Quantuma has secured a 12-month extension to its term overseeing the administration of King & Wood Mallesons' failed European arm, as questions emerge about accounting practices in the run-up to the firm's collapse a year ago.

Quantuma partners Andrew Hosking and Sean Bucknall are understood to have questions about some of the accounting practices at the firm during the 12-month period leading up to its collapse into administration, with concerns around areas including how work in progress was carried over.

Sources close to the matter told Legal Week that former senior managers at KWM are likely to face further questioning about decisions made in the run-up to the collapse.

KWM's European arm filed for administration a year ago yesterday (January 17), meaning that Quantuma's initial 365-day term needed to be extended as the process of winding down its affairs has not yet concluded.

Its term as administrator will now run until 17 January 2019.

The last progress report on the administration was in July, however it is understood that administrators are chasing several large debts on behalf of the business, worth up to £2.5m in total.

News of the extension comes as former KWM partners face further delays to their tax loss relief claims.

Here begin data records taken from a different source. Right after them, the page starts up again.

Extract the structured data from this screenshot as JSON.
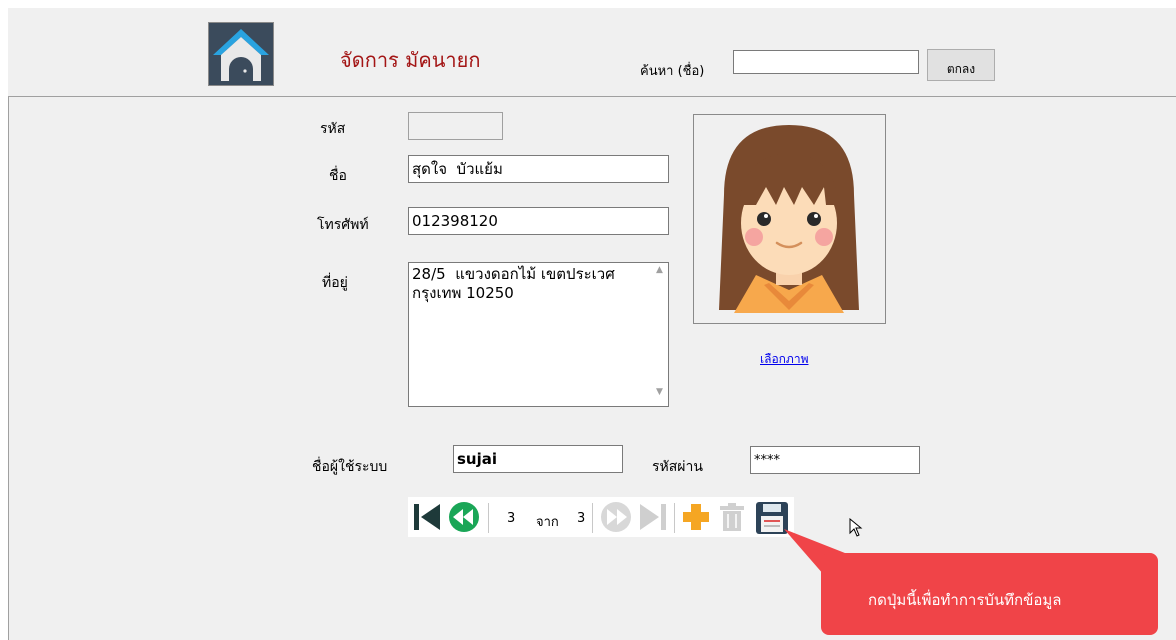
{
  "header": {
    "title": "จัดการ มัคนายก",
    "search_label": "ค้นหา (ชื่อ)",
    "search_value": "",
    "search_button": "ตกลง"
  },
  "form": {
    "id_label": "รหัส",
    "id_value": "",
    "name_label": "ชื่อ",
    "name_value": "สุดใจ  บัวแย้ม",
    "phone_label": "โทรศัพท์",
    "phone_value": "012398120",
    "address_label": "ที่อยู่",
    "address_value": "28/5  แขวงดอกไม้ เขตประเวศ กรุงเทพ 10250",
    "choose_image_link": "เลือกภาพ",
    "username_label": "ชื่อผู้ใช้ระบบ",
    "username_value": "sujai",
    "password_label": "รหัสผ่าน",
    "password_value": "****"
  },
  "navigator": {
    "current": "3",
    "of_label": "จาก",
    "total": "3"
  },
  "callout": {
    "text": "กดปุ่มนี้เพื่อทำการบันทึกข้อมูล"
  },
  "colors": {
    "title": "#a31515",
    "callout_bg": "#f04448",
    "nav_green": "#1aa657",
    "nav_dark": "#1e3a3a",
    "plus_orange": "#f5a623"
  },
  "icons": [
    "home-icon",
    "first-record-icon",
    "previous-record-icon",
    "next-record-icon",
    "last-record-icon",
    "add-icon",
    "delete-icon",
    "save-icon",
    "mouse-cursor-icon"
  ]
}
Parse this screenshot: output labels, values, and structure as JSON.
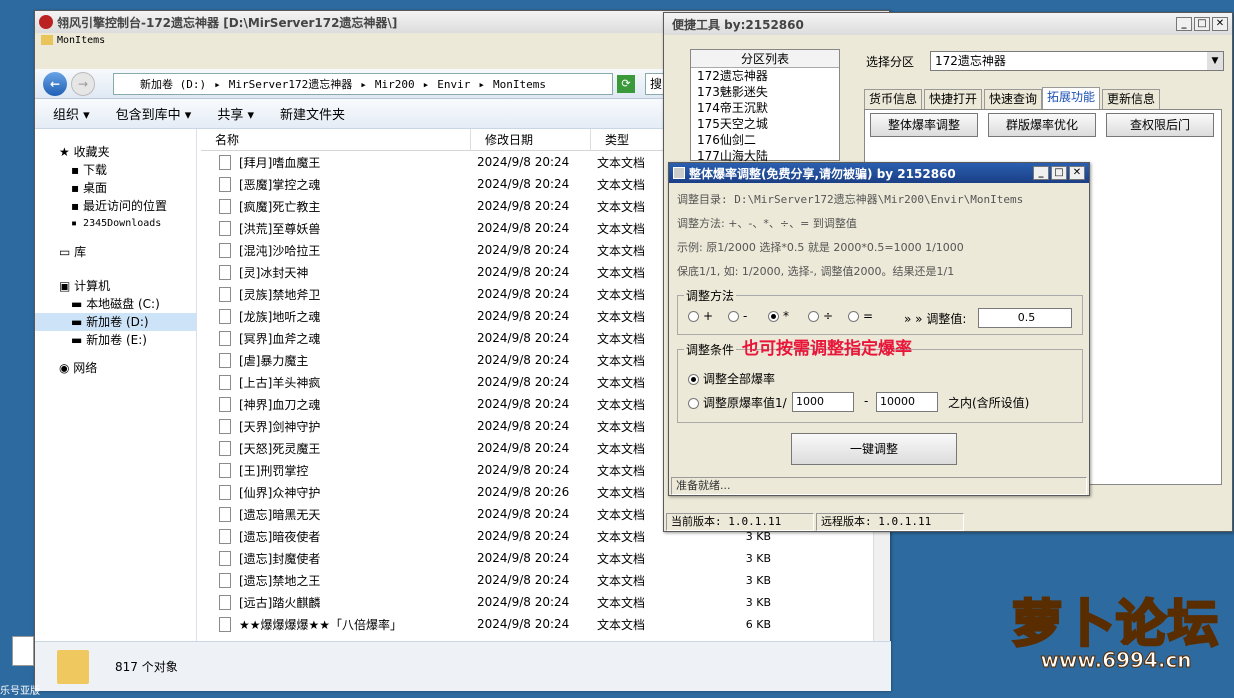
{
  "explorer": {
    "title": "翎风引擎控制台-172遗忘神器 [D:\\MirServer172遗忘神器\\]",
    "folder_title": "MonItems",
    "breadcrumb": [
      "新加卷 (D:)",
      "MirServer172遗忘神器",
      "Mir200",
      "Envir",
      "MonItems"
    ],
    "search_placeholder": "搜",
    "commands": [
      "组织 ▾",
      "包含到库中 ▾",
      "共享 ▾",
      "新建文件夹"
    ],
    "nav": {
      "favorites": "收藏夹",
      "fav_items": [
        "下载",
        "桌面",
        "最近访问的位置",
        "2345Downloads"
      ],
      "library": "库",
      "computer": "计算机",
      "drives": [
        "本地磁盘 (C:)",
        "新加卷 (D:)",
        "新加卷 (E:)"
      ],
      "network": "网络"
    },
    "columns": [
      "名称",
      "修改日期",
      "类型"
    ],
    "files": [
      {
        "n": "[拜月]嗜血魔王",
        "d": "2024/9/8 20:24",
        "t": "文本文档",
        "s": ""
      },
      {
        "n": "[恶魔]掌控之魂",
        "d": "2024/9/8 20:24",
        "t": "文本文档",
        "s": ""
      },
      {
        "n": "[疯魔]死亡教主",
        "d": "2024/9/8 20:24",
        "t": "文本文档",
        "s": ""
      },
      {
        "n": "[洪荒]至尊妖兽",
        "d": "2024/9/8 20:24",
        "t": "文本文档",
        "s": ""
      },
      {
        "n": "[混沌]沙哈拉王",
        "d": "2024/9/8 20:24",
        "t": "文本文档",
        "s": ""
      },
      {
        "n": "[灵]冰封天神",
        "d": "2024/9/8 20:24",
        "t": "文本文档",
        "s": ""
      },
      {
        "n": "[灵族]禁地斧卫",
        "d": "2024/9/8 20:24",
        "t": "文本文档",
        "s": ""
      },
      {
        "n": "[龙族]地听之魂",
        "d": "2024/9/8 20:24",
        "t": "文本文档",
        "s": ""
      },
      {
        "n": "[冥界]血斧之魂",
        "d": "2024/9/8 20:24",
        "t": "文本文档",
        "s": ""
      },
      {
        "n": "[虐]暴力魔主",
        "d": "2024/9/8 20:24",
        "t": "文本文档",
        "s": ""
      },
      {
        "n": "[上古]羊头神疯",
        "d": "2024/9/8 20:24",
        "t": "文本文档",
        "s": ""
      },
      {
        "n": "[神界]血刀之魂",
        "d": "2024/9/8 20:24",
        "t": "文本文档",
        "s": ""
      },
      {
        "n": "[天界]剑神守护",
        "d": "2024/9/8 20:24",
        "t": "文本文档",
        "s": ""
      },
      {
        "n": "[天怒]死灵魔王",
        "d": "2024/9/8 20:24",
        "t": "文本文档",
        "s": ""
      },
      {
        "n": "[王]刑罚掌控",
        "d": "2024/9/8 20:24",
        "t": "文本文档",
        "s": ""
      },
      {
        "n": "[仙界]众神守护",
        "d": "2024/9/8 20:26",
        "t": "文本文档",
        "s": ""
      },
      {
        "n": "[遗忘]暗黑无天",
        "d": "2024/9/8 20:24",
        "t": "文本文档",
        "s": "3 KB"
      },
      {
        "n": "[遗忘]暗夜使者",
        "d": "2024/9/8 20:24",
        "t": "文本文档",
        "s": "3 KB"
      },
      {
        "n": "[遗忘]封魔使者",
        "d": "2024/9/8 20:24",
        "t": "文本文档",
        "s": "3 KB"
      },
      {
        "n": "[遗忘]禁地之王",
        "d": "2024/9/8 20:24",
        "t": "文本文档",
        "s": "3 KB"
      },
      {
        "n": "[远古]踏火麒麟",
        "d": "2024/9/8 20:24",
        "t": "文本文档",
        "s": "3 KB"
      },
      {
        "n": "★★爆爆爆爆★★「八倍爆率」",
        "d": "2024/9/8 20:24",
        "t": "文本文档",
        "s": "6 KB"
      }
    ],
    "status": "817 个对象"
  },
  "tool": {
    "title": "便捷工具 by:2152860",
    "list_title": "分区列表",
    "servers": [
      "172遗忘神器",
      "173魅影迷失",
      "174帝王沉默",
      "175天空之城",
      "176仙剑二",
      "177山海大陆"
    ],
    "select_label": "选择分区",
    "select_value": "172遗忘神器",
    "tabs": [
      "货币信息",
      "快捷打开",
      "快速查询",
      "拓展功能",
      "更新信息"
    ],
    "buttons": [
      "整体爆率调整",
      "群版爆率优化",
      "查权限后门"
    ],
    "cur_version": "当前版本: 1.0.1.11",
    "remote_version": "远程版本: 1.0.1.11"
  },
  "dialog": {
    "title": "整体爆率调整(免费分享,请勿被骗)  by 2152860",
    "dir": "调整目录: D:\\MirServer172遗忘神器\\Mir200\\Envir\\MonItems",
    "method_text": "调整方法: +、-、*、÷、=   到调整值",
    "example": "示例: 原1/2000 选择*0.5 就是 2000*0.5=1000  1/1000",
    "floor": "保底1/1, 如: 1/2000, 选择-, 调整值2000。结果还是1/1",
    "method_group": "调整方法",
    "ops": [
      "+",
      "-",
      "*",
      "÷",
      "="
    ],
    "adj_label": "» » 调整值:",
    "adj_value": "0.5",
    "cond_group": "调整条件",
    "hint": "也可按需调整指定爆率",
    "opt_all": "调整全部爆率",
    "opt_range": "调整原爆率值1/",
    "range_from": "1000",
    "dash": "-",
    "range_to": "10000",
    "range_suffix": "之内(含所设值)",
    "go": "一键调整",
    "status": "准备就绪..."
  },
  "watermark": {
    "text": "萝卜论坛",
    "url": "www.6994.cn"
  },
  "desktop_label": "乐号亚版"
}
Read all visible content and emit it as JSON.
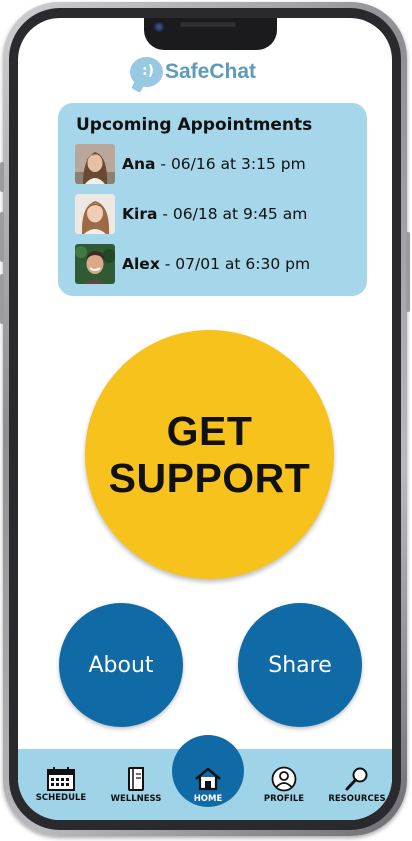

KWM changed the partnership deed for its European arm in December 2016, to ensure that any tax losses would be split fairly between current and former partners in the event of a collapse.

However, it is understood that Deloitte, which was appointed by Quantuma to complete the former SJ Berwin business's cessation accounts, has yet to finalise total tax losses, and therefore the allocations owed to individual partners.

Terminal tax losses are normally allocated to current and former partners to offset as a deduction in calculating net income for the partnership's final tax year and the three years preceding it.

KWM Europe's collapse into administration in January 2017 was the biggest ever UK law firm failure.

At its height in 2007-08, the legacy SJ Berwin business was ranked 14th in the UK top 50 with revenues of £215m and profit per equity partner of £801,000.